The lawsuit poses the question of whether a minor’s parents should have to provide consent before the minor’s name and image appears on a business or brand’s page, which, according to the lawsuit, is used for marketing purposes to promote the business’s products and/or services. The law firm calls this practice “the invasion of privacy for commercial interests.”
The named plaintiffs in the case are Melissa K. Dawes and Jennifer E. DeYong, two mothers who disapprove of the use of their children’s names and photos for commercial gain; the lawsuit is seeking class action status, and indeed, similar lawsuits have been filed in New York and California.

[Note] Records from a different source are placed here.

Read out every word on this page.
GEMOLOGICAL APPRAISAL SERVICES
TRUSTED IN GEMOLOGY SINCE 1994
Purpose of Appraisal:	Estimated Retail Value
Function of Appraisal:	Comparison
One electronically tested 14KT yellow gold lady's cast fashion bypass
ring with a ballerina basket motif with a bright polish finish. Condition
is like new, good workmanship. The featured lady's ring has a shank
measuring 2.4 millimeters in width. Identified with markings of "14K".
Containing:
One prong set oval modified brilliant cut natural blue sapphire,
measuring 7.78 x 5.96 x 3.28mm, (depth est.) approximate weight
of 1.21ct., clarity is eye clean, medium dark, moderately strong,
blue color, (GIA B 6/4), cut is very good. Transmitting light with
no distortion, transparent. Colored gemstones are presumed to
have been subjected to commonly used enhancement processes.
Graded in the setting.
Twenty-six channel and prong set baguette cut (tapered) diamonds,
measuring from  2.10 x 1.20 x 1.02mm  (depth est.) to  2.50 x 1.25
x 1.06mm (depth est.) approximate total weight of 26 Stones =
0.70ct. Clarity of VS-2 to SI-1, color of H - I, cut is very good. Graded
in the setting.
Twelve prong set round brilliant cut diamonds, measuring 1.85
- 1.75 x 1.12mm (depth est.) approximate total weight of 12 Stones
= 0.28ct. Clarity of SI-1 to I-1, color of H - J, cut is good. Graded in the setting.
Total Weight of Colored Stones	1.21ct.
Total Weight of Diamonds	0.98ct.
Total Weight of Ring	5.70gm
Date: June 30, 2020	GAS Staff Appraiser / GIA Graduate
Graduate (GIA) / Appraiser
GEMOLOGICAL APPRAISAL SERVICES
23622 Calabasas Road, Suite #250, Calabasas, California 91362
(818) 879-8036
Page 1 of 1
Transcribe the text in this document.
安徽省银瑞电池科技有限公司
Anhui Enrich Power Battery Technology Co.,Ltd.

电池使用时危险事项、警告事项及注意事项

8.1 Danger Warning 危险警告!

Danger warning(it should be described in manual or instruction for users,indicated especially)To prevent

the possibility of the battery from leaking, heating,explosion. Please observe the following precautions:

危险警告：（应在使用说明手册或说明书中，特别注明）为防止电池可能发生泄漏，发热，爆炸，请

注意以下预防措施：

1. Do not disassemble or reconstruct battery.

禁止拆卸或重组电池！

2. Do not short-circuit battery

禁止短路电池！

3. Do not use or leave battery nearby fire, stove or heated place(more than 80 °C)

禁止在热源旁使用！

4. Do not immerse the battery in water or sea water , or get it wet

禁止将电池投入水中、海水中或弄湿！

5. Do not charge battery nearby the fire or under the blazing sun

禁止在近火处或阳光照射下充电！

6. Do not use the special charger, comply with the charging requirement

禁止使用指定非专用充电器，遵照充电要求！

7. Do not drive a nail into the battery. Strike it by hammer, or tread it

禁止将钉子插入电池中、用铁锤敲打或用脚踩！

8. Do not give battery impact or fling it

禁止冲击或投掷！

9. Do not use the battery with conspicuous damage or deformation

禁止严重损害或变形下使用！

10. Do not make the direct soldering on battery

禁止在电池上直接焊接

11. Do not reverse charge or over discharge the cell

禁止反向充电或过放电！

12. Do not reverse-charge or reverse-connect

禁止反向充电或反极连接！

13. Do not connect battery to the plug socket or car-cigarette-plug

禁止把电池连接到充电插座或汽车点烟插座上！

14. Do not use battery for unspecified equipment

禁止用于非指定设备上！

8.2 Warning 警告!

Facebook plans to fight the lawsuit “vigorously” as it believes it “is completely without merit.” Facebook’s terms and conditions to which a user must agree include the following provision:
[Y]our name and profile picture may be associated with commercial, sponsored, or related content (such as a brand you like) served or enhanced by us. You give us permission to use your name and profile picture in connection with that content, subject to the limits you place.
The lawsuit alleges, however, that minors do not have the legal capacity to consent to such terms. Aaron M. Zigler, a lawyer with Korein Tillery, has been quoted as drawing a comparison between agreeing to the above terms and getting a tattoo or a credit card—a 16-year-old, he says, can’t legally consent to either of the latter two and so it follows that he or she can’t consent to Facebook’s terms either.
In the similar Los Angeles case, though, according to MediaPost, Facebook has responded that a “like” isn’t an advertisement but instead an exercise of the freedom of speech:
When a Facebook user says that he or she likes certain content—whether it is a brand, a product, a political candidate, or a cause—that user is communicating to his or her friends an affinity for that content. . . . There can be no dispute that the user’s friends have an interest in receiving that communication.
Moreover, argues Facebook, even if a “like” is equivalent to an ad, the company is immune from suit pursuant to the Communications Decency Act, which relieves such online platforms from liability for user activity: “Facebook provides neutral tools that permit users to post information to the Web site, but it is users who determine what information to post,” avers Facebook.
This will certainly be an interesting case to follow as it could help clarify to what extent social media users retain privacy interests in what they post online.
By the way, faithful LegalZoom blog readers may recognize the firm name of Korein Tillery as the same that brought suit against tobacco company Philip Morris, securing a $10 billion settlement that has recently been in the news again.